Are you sure about that? AFAIK the queues are an abstraction of the GPU's command engine, which receives draws/dispatches and hands them over to an internal fixed function scheduler.
I would have nothing aginst the queue concept, if only it would work.
You can look at a my testproject i have submitted to AMD: https://github.com/JoeJGit/OpenCL_Fiji_Bug_Report/blob/master/async_test_project.rar
...if you are bored, but here is what i found:
You can run 3 low work tasks without synchornizition perfectly parallel, yeah - awesome.
As soon as you add sync, which is only possible by using semaphores, the advantage gets lost due to bubbles. (Maybe semaphores sync with CPU as well? If so we have a terrible situation here! We need GPU only sync between queues.)
And here comes the best: If you try larger workloads, e.g. 3 tasks with runtimes of 0.2ms, 1ms, 1ms without async, going async the first and second task run parallel as expected, although 1ms become 2ms, so there is no win.
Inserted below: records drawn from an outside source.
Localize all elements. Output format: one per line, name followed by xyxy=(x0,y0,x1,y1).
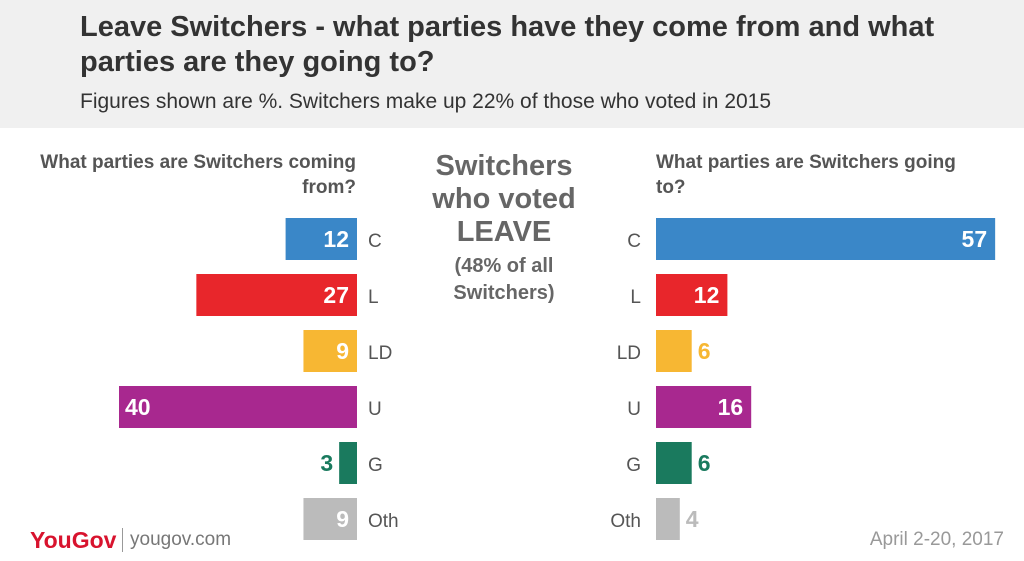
left-value-c: 12 xyxy=(323,226,349,252)
page-subtitle: Figures shown are %. Switchers make up 2… xyxy=(80,90,772,113)
left-value-g: 3 xyxy=(320,450,333,476)
left-bar-u xyxy=(119,386,357,428)
left-category-ld: LD xyxy=(368,343,392,364)
left-value-ld: 9 xyxy=(336,338,349,364)
right-bar-ld xyxy=(656,330,692,372)
right-category-c: C xyxy=(627,231,641,252)
right-bar-u xyxy=(656,386,752,428)
right-value-u: 16 xyxy=(718,394,744,420)
right-bar-oth xyxy=(656,498,680,540)
left-category-c: C xyxy=(368,231,382,252)
left-category-l: L xyxy=(368,287,379,308)
right-category-ld: LD xyxy=(617,343,641,364)
right-value-l: 12 xyxy=(694,282,720,308)
right-category-g: G xyxy=(626,455,641,476)
left-value-l: 27 xyxy=(323,282,349,308)
right-bar-g xyxy=(656,442,692,484)
left-chart-title: What parties are Switchers coming from? xyxy=(40,152,356,198)
yougov-logo: YouGov xyxy=(30,527,117,553)
left-category-oth: Oth xyxy=(368,511,399,532)
right-value-g: 6 xyxy=(698,450,711,476)
right-chart-title: What parties are Switchers going to? xyxy=(656,152,956,198)
right-bar-c xyxy=(656,218,996,260)
left-value-u: 40 xyxy=(125,394,151,420)
right-value-c: 57 xyxy=(962,226,988,252)
header-band: Leave Switchers - what parties have they… xyxy=(0,0,1024,128)
center-line-5: Switchers) xyxy=(453,282,555,304)
center-line-2: who voted xyxy=(432,183,576,215)
left-bar-l xyxy=(196,274,357,316)
right-value-oth: 4 xyxy=(686,506,699,532)
page-title: Leave Switchers - what parties have they… xyxy=(80,11,935,78)
footer-date: April 2-20, 2017 xyxy=(869,529,1004,550)
left-bar-oth xyxy=(303,498,357,540)
right-bar-l xyxy=(656,274,728,316)
left-category-g: G xyxy=(368,455,383,476)
center-label: Switchers who voted LEAVE (48% of all Sw… xyxy=(417,150,591,307)
left-bar-c xyxy=(285,218,357,260)
right-category-l: L xyxy=(630,287,641,308)
left-value-oth: 9 xyxy=(336,506,349,532)
right-category-oth: Oth xyxy=(610,511,641,532)
right-value-ld: 6 xyxy=(698,338,711,364)
center-line-4: (48% of all xyxy=(454,255,554,277)
left-bar-g xyxy=(339,442,357,484)
center-line-1: Switchers xyxy=(435,150,573,182)
left-category-u: U xyxy=(368,399,382,420)
left-bar-ld xyxy=(303,330,357,372)
center-line-3: LEAVE xyxy=(456,216,552,248)
footer-divider xyxy=(122,528,123,552)
right-category-u: U xyxy=(627,399,641,420)
footer-url: yougov.com xyxy=(130,529,232,550)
But the third task raises to 2ms as well, even it runs alone and nothing else - it's runtime is doudled for nothing.
It seems there is no dynamic work balancing happening here - looks like the GPU gets divided somehow and refuses to merge back when possible.
2 hours ago, Hodgman said:
AFAIK the queues are an abstraction of the GPU's command engine, which receives draws/dispatches and hands them over to an internal fixed function scheduler.
Guess not, the numbers don't match. A Fiji has 8 ACEs (if thats the correct name), but i see only 4 compute queues (1gfx/CS+3CS). Nobody knows what happens under the hood, but it needs more work, at least on the drivers.
Access to unique CUs should not be necessary, you're right guys. But i would be willing to tackle this if it would be an improvement.
There are two situations where async compute makes sense:
1. Doing compute while doing ALU light rendering work (Not yet tried - all my hope goues in to this, but net everyone has rendering work.)
2. Paralellizing and synchronizing low work compute tasks - extremely important if we look towards more complex algotrithms reducing work instead to brute force everything. And sadly this fails yet.